Editor: Redaksi
Ambon, Bedahnusantara.com: Pemerintah Kota Ambon memastikan kawasan Pasar Gambus telah resmi dikosongkan setelah masa toleransi yang diberikan kepada para pedagang berakhir. Langkah ini diambil sebagai bagian dari penataan kawasan serta optimalisasi aset daerah guna meningkatkan Pendapatan Asli Daerah (PAD).
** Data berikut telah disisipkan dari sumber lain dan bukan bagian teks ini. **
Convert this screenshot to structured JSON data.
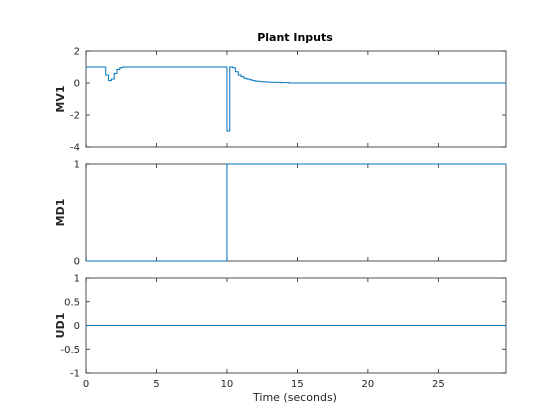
{
  "chart_data": {
    "type": "line",
    "title": "Plant Inputs",
    "xlabel": "Time (seconds)",
    "xlim": [
      0,
      29.8
    ],
    "xticks": [
      0,
      5,
      10,
      15,
      20,
      25
    ],
    "xtick_labels": [
      "0",
      "5",
      "10",
      "15",
      "20",
      "25"
    ],
    "line_color": "#0072bd",
    "subplots": [
      {
        "name": "MV1",
        "ylabel": "MV1",
        "ylim": [
          -4,
          2
        ],
        "yticks": [
          -4,
          -2,
          0,
          2
        ],
        "ytick_labels": [
          "-4",
          "-2",
          "0",
          "2"
        ],
        "style": "stairs",
        "x": [
          0,
          1.4,
          1.6,
          1.8,
          2.0,
          2.2,
          2.4,
          2.6,
          2.8,
          10.0,
          10.2,
          10.4,
          10.6,
          10.8,
          11.0,
          11.2,
          11.4,
          11.6,
          11.8,
          12.0,
          12.2,
          12.4,
          12.6,
          12.8,
          13.0,
          13.4,
          13.8,
          14.4,
          29.8
        ],
        "y": [
          1.0,
          0.5,
          0.15,
          0.25,
          0.6,
          0.85,
          0.95,
          1.0,
          1.0,
          -3.0,
          1.0,
          0.95,
          0.7,
          0.5,
          0.4,
          0.3,
          0.25,
          0.2,
          0.15,
          0.12,
          0.1,
          0.08,
          0.07,
          0.06,
          0.05,
          0.04,
          0.02,
          0.0,
          0.0
        ]
      },
      {
        "name": "MD1",
        "ylabel": "MD1",
        "ylim": [
          0,
          1
        ],
        "yticks": [
          0,
          1
        ],
        "ytick_labels": [
          "0",
          "1"
        ],
        "style": "stairs",
        "x": [
          0,
          10.0,
          29.8
        ],
        "y": [
          0,
          1,
          1
        ]
      },
      {
        "name": "UD1",
        "ylabel": "UD1",
        "ylim": [
          -1,
          1
        ],
        "yticks": [
          -1,
          -0.5,
          0,
          0.5,
          1
        ],
        "ytick_labels": [
          "-1",
          "-0.5",
          "0",
          "0.5",
          "1"
        ],
        "style": "stairs",
        "x": [
          0,
          29.8
        ],
        "y": [
          0,
          0
        ]
      }
    ]
  }
}
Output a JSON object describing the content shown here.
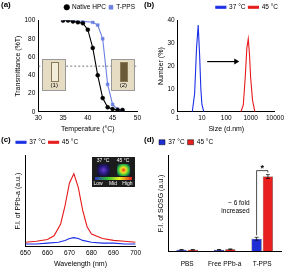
{
  "chart_data": [
    {
      "panel": "(a)",
      "type": "line",
      "x_label": "Temperature (°C)",
      "y_label": "Transmittance (%T)",
      "series": [
        {
          "name": "Native HPC",
          "color": "#000000",
          "marker": "circle",
          "x": [
            35,
            36,
            37,
            38,
            39,
            40,
            41,
            42,
            43,
            44,
            45,
            46,
            47
          ],
          "values": [
            100,
            100,
            99,
            98,
            97,
            90,
            70,
            40,
            15,
            5,
            3,
            2,
            2
          ]
        },
        {
          "name": "T-PPS",
          "color": "#6b7fe0",
          "marker": "square",
          "x": [
            35,
            37,
            39,
            41,
            42,
            43,
            44,
            45,
            46,
            47
          ],
          "values": [
            100,
            100,
            99,
            98,
            95,
            80,
            30,
            8,
            3,
            2
          ]
        }
      ],
      "xlim": [
        30,
        50
      ],
      "xticks": [
        30,
        35,
        40,
        45,
        50
      ],
      "ylim": [
        0,
        100
      ],
      "yticks": [
        0,
        20,
        40,
        60,
        80,
        100
      ],
      "hline": 50,
      "legend": "top-right",
      "grid": false,
      "annotations": [
        "(1)",
        "(2)"
      ]
    },
    {
      "panel": "(b)",
      "type": "line",
      "x_label": "Size (d.nm)",
      "y_label": "Number (%)",
      "log": "x",
      "series": [
        {
          "name": "37 °C",
          "color": "#1a2ee6",
          "x": [
            4,
            5,
            6,
            7,
            8,
            9,
            10,
            12
          ],
          "values": [
            0,
            8,
            28,
            38,
            25,
            10,
            3,
            0
          ]
        },
        {
          "name": "45 °C",
          "color": "#e61a1a",
          "x": [
            400,
            500,
            600,
            700,
            800,
            900,
            1000,
            1200,
            1500
          ],
          "values": [
            0,
            3,
            15,
            28,
            32,
            25,
            15,
            5,
            0
          ]
        }
      ],
      "xlim": [
        1,
        10000
      ],
      "xticks": [
        1,
        10,
        100,
        1000,
        10000
      ],
      "ylim": [
        0,
        40
      ],
      "yticks": [
        0,
        10,
        20,
        30,
        40
      ],
      "legend": "top-right",
      "grid": false
    },
    {
      "panel": "(c)",
      "type": "line",
      "x_label": "Wavelength (nm)",
      "y_label": "F.I. of PPb-a (a.u.)",
      "series": [
        {
          "name": "37 °C",
          "color": "#1a2ee6",
          "x": [
            650,
            655,
            660,
            665,
            668,
            670,
            672,
            674,
            676,
            680,
            685,
            690,
            695,
            700
          ],
          "values": [
            3,
            3,
            4,
            5,
            7,
            9,
            10,
            9,
            7,
            5,
            4,
            4,
            3,
            3
          ]
        },
        {
          "name": "45 °C",
          "color": "#e61a1a",
          "x": [
            650,
            655,
            660,
            663,
            666,
            668,
            670,
            672,
            674,
            676,
            678,
            680,
            685,
            690,
            695,
            700
          ],
          "values": [
            5,
            6,
            8,
            12,
            25,
            45,
            70,
            80,
            65,
            40,
            22,
            14,
            9,
            7,
            6,
            5
          ]
        }
      ],
      "xlim": [
        650,
        700
      ],
      "xticks": [
        650,
        660,
        670,
        680,
        690,
        700
      ],
      "ylim": [
        0,
        100
      ],
      "tick_labels": "x",
      "legend": "top-left",
      "grid": false,
      "inset": {
        "labels": [
          "37 °C",
          "45 °C"
        ],
        "colorbar": [
          "Low",
          "Mid",
          "High"
        ]
      }
    },
    {
      "panel": "(d)",
      "type": "bar",
      "y_label": "F.I. of SOSG (a.u.)",
      "categories": [
        "PBS",
        "Free PPb-a",
        "T-PPS"
      ],
      "series": [
        {
          "name": "37 °C",
          "color": "#1f2fd6",
          "values": [
            1.5,
            1.5,
            13
          ],
          "errors": [
            0.3,
            0.3,
            1.5
          ]
        },
        {
          "name": "45 °C",
          "color": "#e8201f",
          "values": [
            1.5,
            2,
            78
          ],
          "errors": [
            0.3,
            0.4,
            2
          ]
        }
      ],
      "ylim": [
        0,
        100
      ],
      "tick_labels": "x",
      "legend": "top-left",
      "grid": false,
      "significance": {
        "category": "T-PPS",
        "label": "*",
        "text": [
          "~ 6 fold",
          "increased"
        ]
      }
    }
  ]
}
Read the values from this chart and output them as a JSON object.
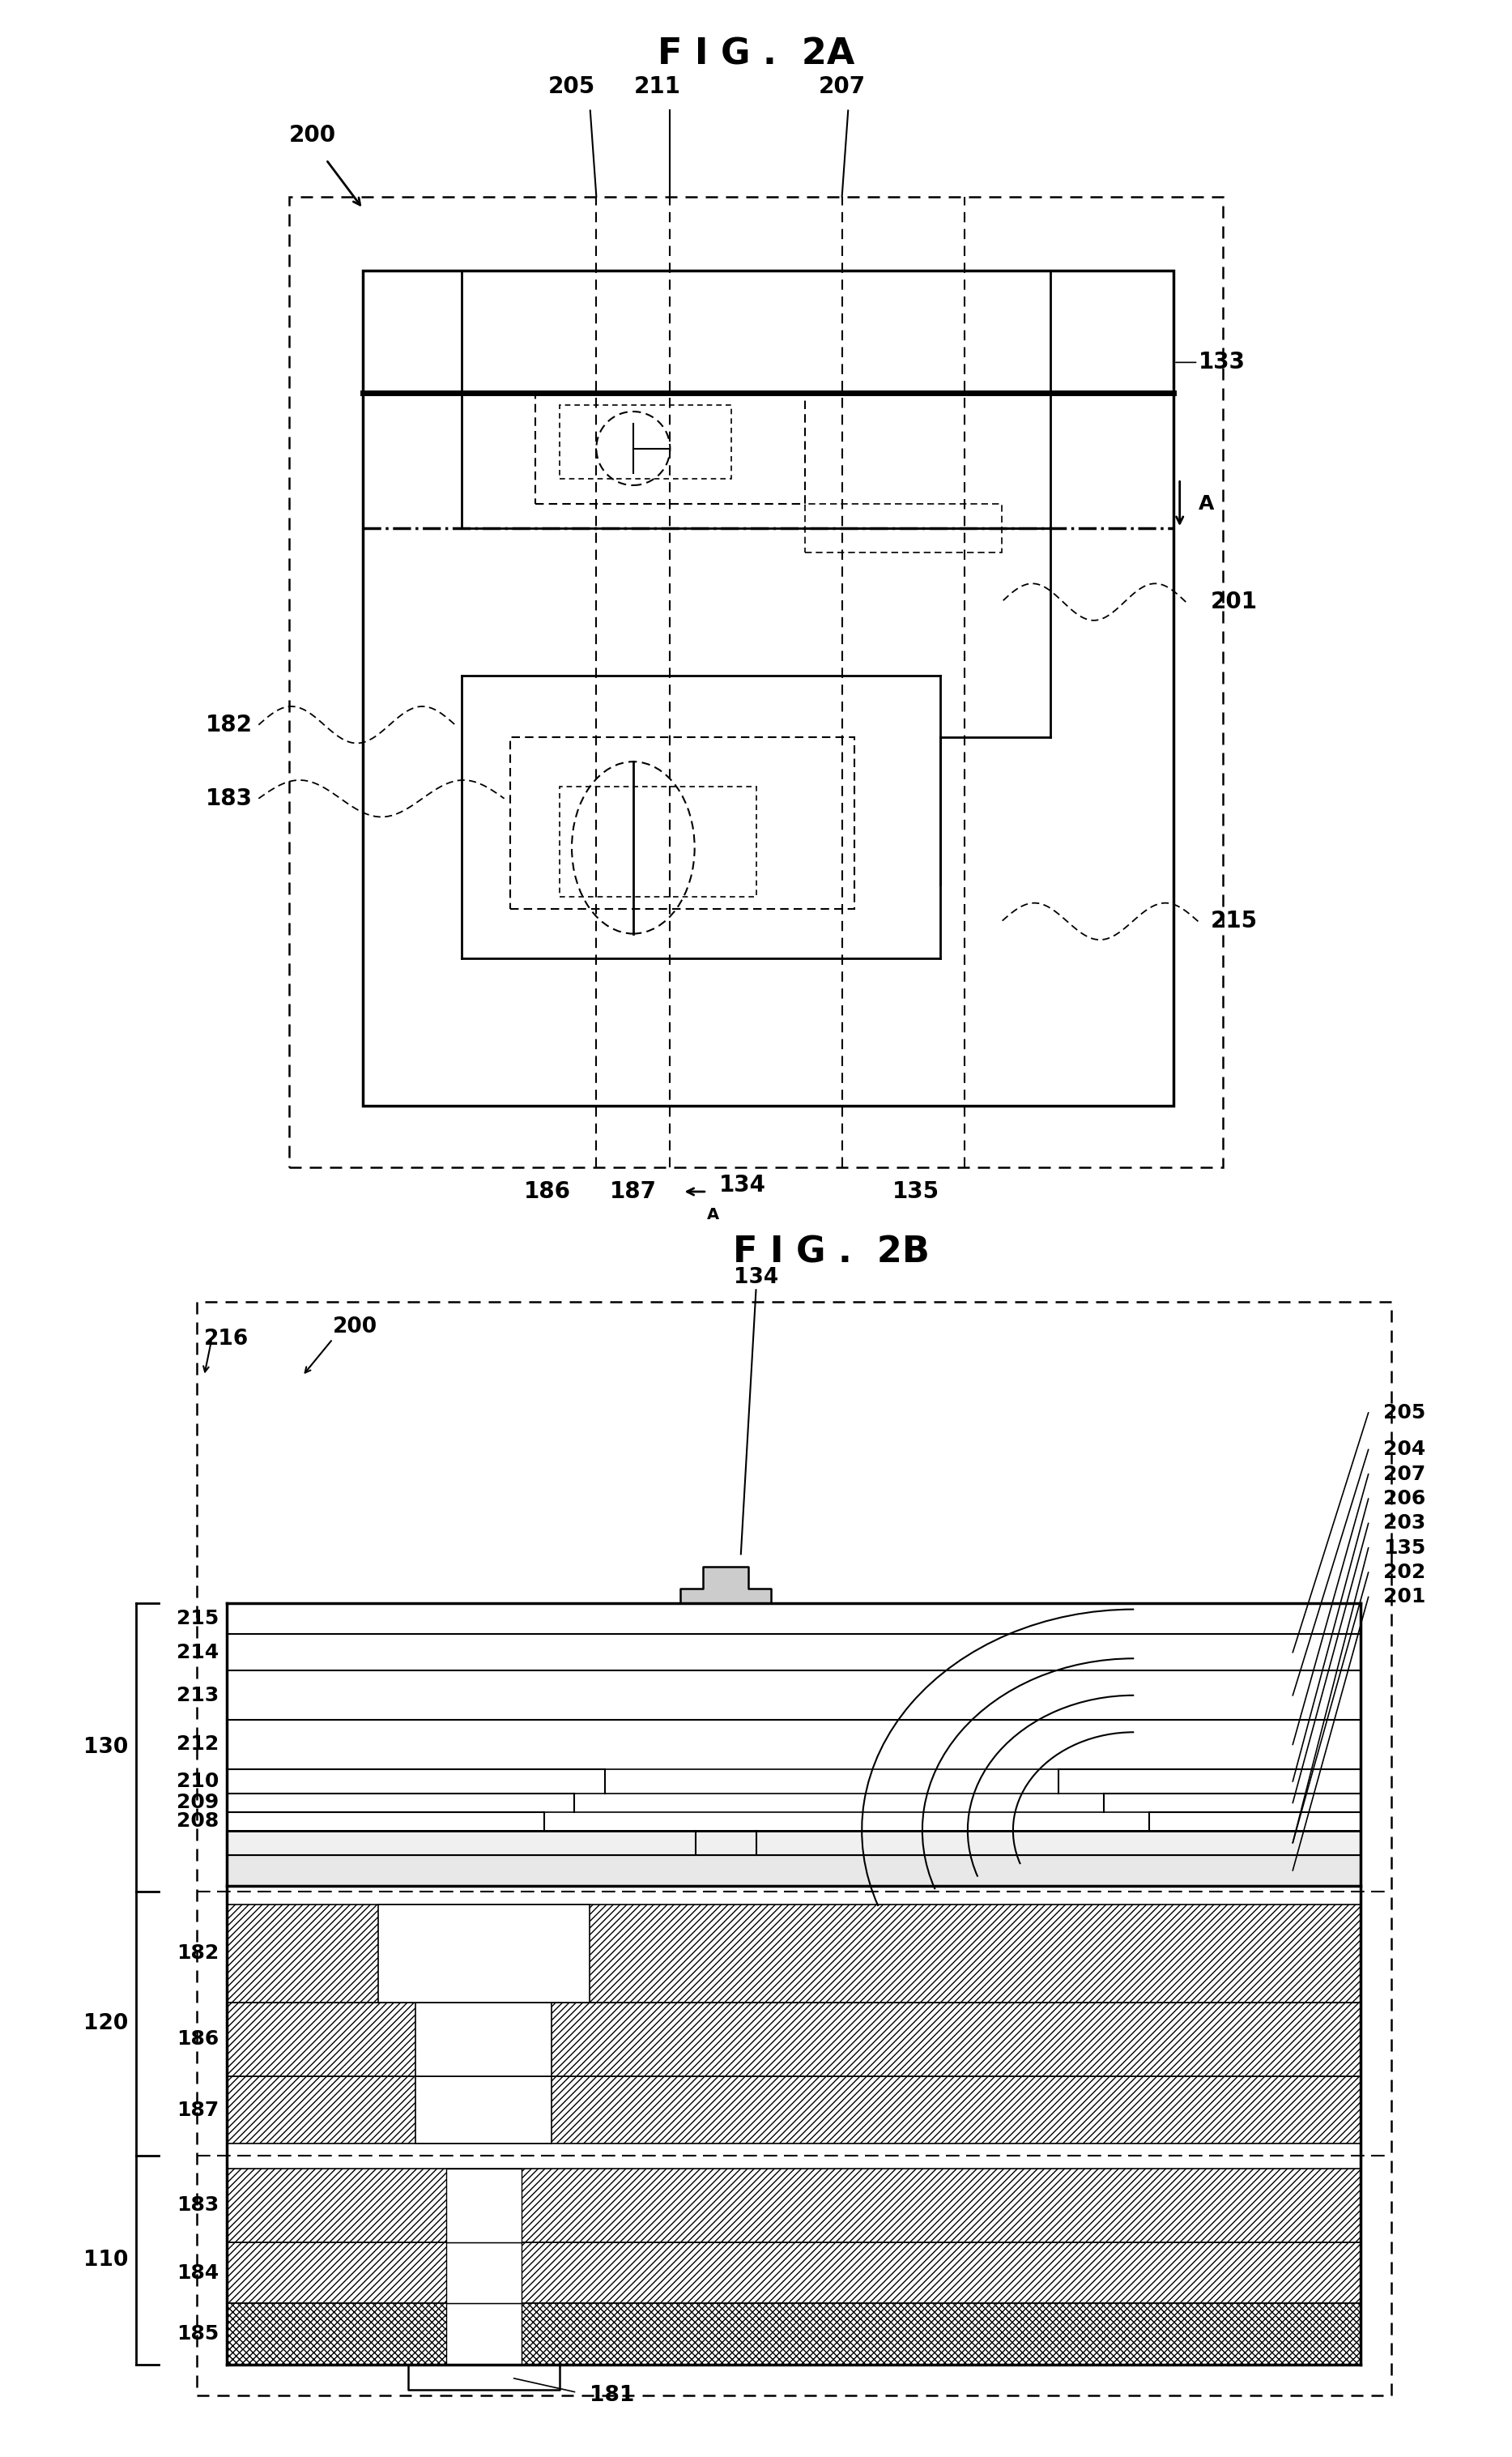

Pj. Sekretaris Kota Ambon, Robby Sapulette, saat diwawancarai di ruang kerjanya, Selasa (14/4/2026), menjelaskan bahwa pengosongan Pasar Gambus sebenarnya sudah menjadi kewajiban sejak lama, terutama pasca insiden kebakaran yang pernah terjadi di kawasan tersebut.
“Pada awalnya terjadi kebakaran di area Pasar Gambus, dan seharusnya pada saat itu para pedagang sudah harus meninggalkan lokasi. Namun, berdasarkan pembicaraan dengan Bapak Wali Kota, mereka masih diberikan toleransi untuk tetap tinggal sementara waktu,” ujar Sapulette.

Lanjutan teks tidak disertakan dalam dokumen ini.